White nationalists are apparently planning rallies for San Francisco, where a permit has been issued for a Patriot Prayer group rally, at Crissy Field on August 26. According to the Southern Poverty Law Center, under the cover of religion, Patriot Prayer's real purpose is "an attempt to provoke black-clad ideologues of the left into acts of violence."

Another group, No Marxism in America, is planning an event on August 27 at Martin Luther Link Jr, Civic Center in Berkeley. "If this was really about freedom of speech – the city of Berkeley welcomes freedom of speech," Berkeley Mayor Jesse Arreguin told the Chronicle. "This isn't about that. This is about people coming to commit violence and spout hate speech and promote bigotry and promote white supremacy."

Joint Intelligence Bulletin Warns of White Supremacist Extremism

According to the May Joint Intelligence Bulletin, White Supremacist extremists "were responsible for 49 homicides in 26 attacks from 2000 to 2016, more than any other domestic extremist movement." While there were no "mass-casualty attacks in 2016," plots intended to inflict mass casualties were foiled.

As investigative journalist and author David Neiwert pointed in June – two months before Charlottesville -- while President Donald Trump has taken every opportunity to call our radical Islamic terrorism, he has been blind to terrorism by white extremists. "A database of nine years of domestic terrorism incidents compiled by The Investigative Fund at The Nation Institute and Reveal from The Center for Investigative Reporting has produced a very different picture of the threat than that advanced by the current White House."

Over a nine-year period, from 2008-2016, "Far-right plots and attacks outnumber Islamist incidents by almost 2 to 1."

The database has documented "201 incidents" which are "sorted broadly as Islamist, right wing (including white supremacists, militias and members of the so-called Patriot and sovereign citizens movements), and left wing (including animal right militants, environmentalists, anarchists and Black Lives Matter sympathizers). Most of the Islamist incidents are thwarted plots, indicating a significant investment of law enforcement resources. Most of the others are successful acts in which attackers damaged property or inflicted human casualties."

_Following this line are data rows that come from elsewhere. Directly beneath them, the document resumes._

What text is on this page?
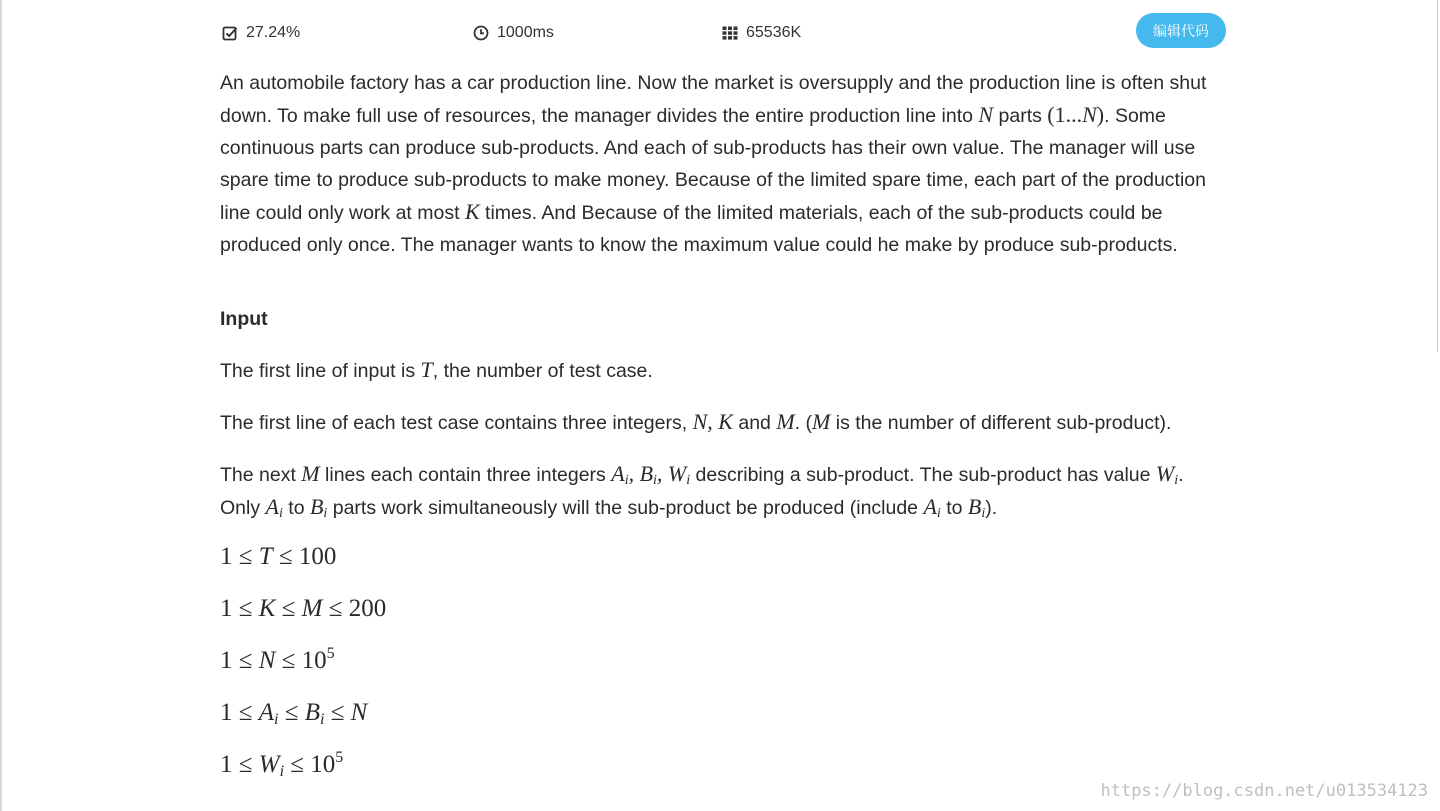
27.24%	1000ms	65536K	编辑代码

An automobile factory has a car production line. Now the market is oversupply and the production line is often shut down. To make full use of resources, the manager divides the entire production line into N parts (1...N). Some continuous parts can produce sub-products. And each of sub-products has their own value. The manager will use spare time to produce sub-products to make money. Because of the limited spare time, each part of the production line could only work at most K times. And Because of the limited materials, each of the sub-products could be produced only once. The manager wants to know the maximum value could he make by produce sub-products.

Input

The first line of input is T, the number of test case.

The first line of each test case contains three integers, N, K and M. (M is the number of different sub-product).

The next M lines each contain three integers $A_i$, $B_i$, $W_i$ describing a sub-product. The sub-product has value $W_i$. Only $A_i$ to $B_i$ parts work simultaneously will the sub-product be produced (include $A_i$ to $B_i$).

1 ≤ T ≤ 100
1 ≤ K ≤ M ≤ 200
$1 \le N \le 10^5$
$1 \le A_i \le B_i \le N$
$1 \le W_i \le 10^5$
https://blog.csdn.net/u013534123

In 2010, after intense criticism from conservatives, the Obama administration quietly dismantled a Department of Homeland Security (DHS) office responsible for tracking non-Islamist domestic terror. Team Trump has also de-emphasized investigating domestic extremism. According to The Hill, "The White House recently cut funding for groups fighting right-wing violence under a Department of Homeland Security (DHS) grant program that is aimed at supporting community efforts to stop violent extremism and recruitment efforts."

The "Outlook" section of the May 10 report, concluded: "We assess most WSE lethal violence over the next year very likely will derive from the capabilities of lone offenders or small cells, rather than the resources of larger groups, due to the decentralized and often disorganized status of the WSE movement. Although plot-derived mass-casualty violence remains possible, we judge it more likely that violence will continue to be spontaneous and involve targets of opportunity. Despite a lack of shooting attacks in 2016, firearms likely will continue to pose the greatest threat of lethal violence by WSEs due to their availability and ease of use."

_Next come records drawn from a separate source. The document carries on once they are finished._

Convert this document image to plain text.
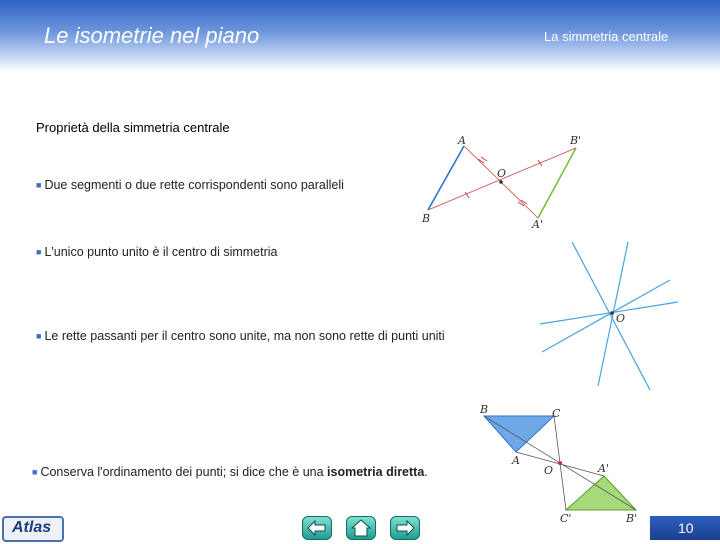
Le isometrie nel piano	La simmetria centrale
Proprietà della simmetria centrale
■ Due segmenti o due rette corrispondenti sono paralleli
■ L'unico punto unito è il centro di simmetria
■ Le rette passanti per il centro sono unite, ma non sono rette di punti uniti
■ Conserva l'ordinamento dei punti; si dice che è una isometria diretta.
A
B
O
A'
B'
O
B	C
A
O	A'
B'
C'
Atlas	10
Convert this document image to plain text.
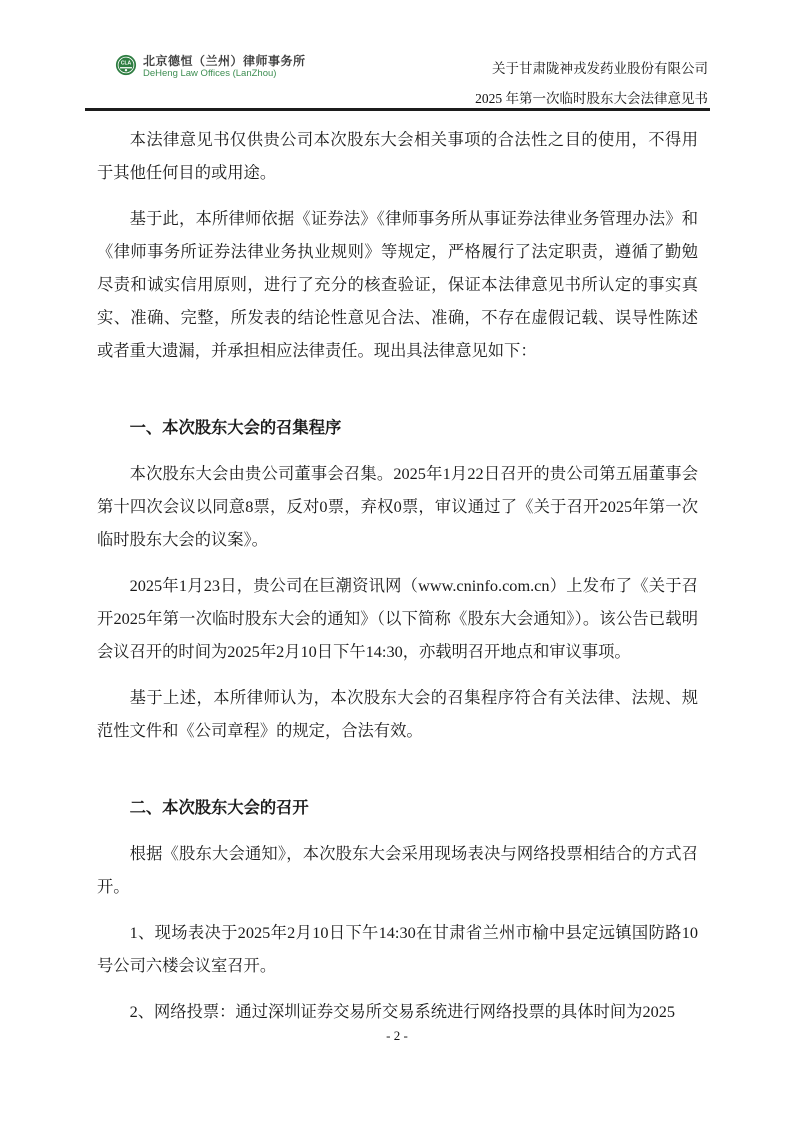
CLA 北京德恒（兰州）律师事务所
DeHeng Law Offices (LanZhou)	关于甘肃陇神戎发药业股份有限公司
2025 年第一次临时股东大会法律意见书

本法律意见书仅供贵公司本次股东大会相关事项的合法性之目的使用，不得用于其他任何目的或用途。

基于此，本所律师依据《证券法》《律师事务所从事证券法律业务管理办法》和《律师事务所证券法律业务执业规则》等规定，严格履行了法定职责，遵循了勤勉尽责和诚实信用原则，进行了充分的核查验证，保证本法律意见书所认定的事实真实、准确、完整，所发表的结论性意见合法、准确，不存在虚假记载、误导性陈述或者重大遗漏，并承担相应法律责任。现出具法律意见如下：

一、本次股东大会的召集程序

本次股东大会由贵公司董事会召集。2025年1月22日召开的贵公司第五届董事会第十四次会议以同意8票，反对0票，弃权0票，审议通过了《关于召开2025年第一次临时股东大会的议案》。

2025年1月23日，贵公司在巨潮资讯网（www.cninfo.com.cn）上发布了《关于召开2025年第一次临时股东大会的通知》（以下简称《股东大会通知》）。该公告已载明会议召开的时间为2025年2月10日下午14:30，亦载明召开地点和审议事项。

基于上述，本所律师认为，本次股东大会的召集程序符合有关法律、法规、规范性文件和《公司章程》的规定，合法有效。

二、本次股东大会的召开

根据《股东大会通知》，本次股东大会采用现场表决与网络投票相结合的方式召开。

1、现场表决于2025年2月10日下午14:30在甘肃省兰州市榆中县定远镇国防路10号公司六楼会议室召开。

2、网络投票：通过深圳证券交易所交易系统进行网络投票的具体时间为2025

- 2 -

Christian Schneider, a columnist for the Milwaukee Journal Sentinel recently pointed out, these hate groups "clearly see an opening when the president more quickly criticizes his own allies than white supremacists."

During their Friday night Tiki Torch rally at Charlottesville's University of Virginia, the white nationalist crowd shouted hateful slogans, including "blood and soil," ('Blut und Boden') "a very important philosophy for Nazi Germany," Patheos' Ed Brayton recently noted. With Trump blaming "both sides" for the violence, he has opened the doors to more blood running in America's streets.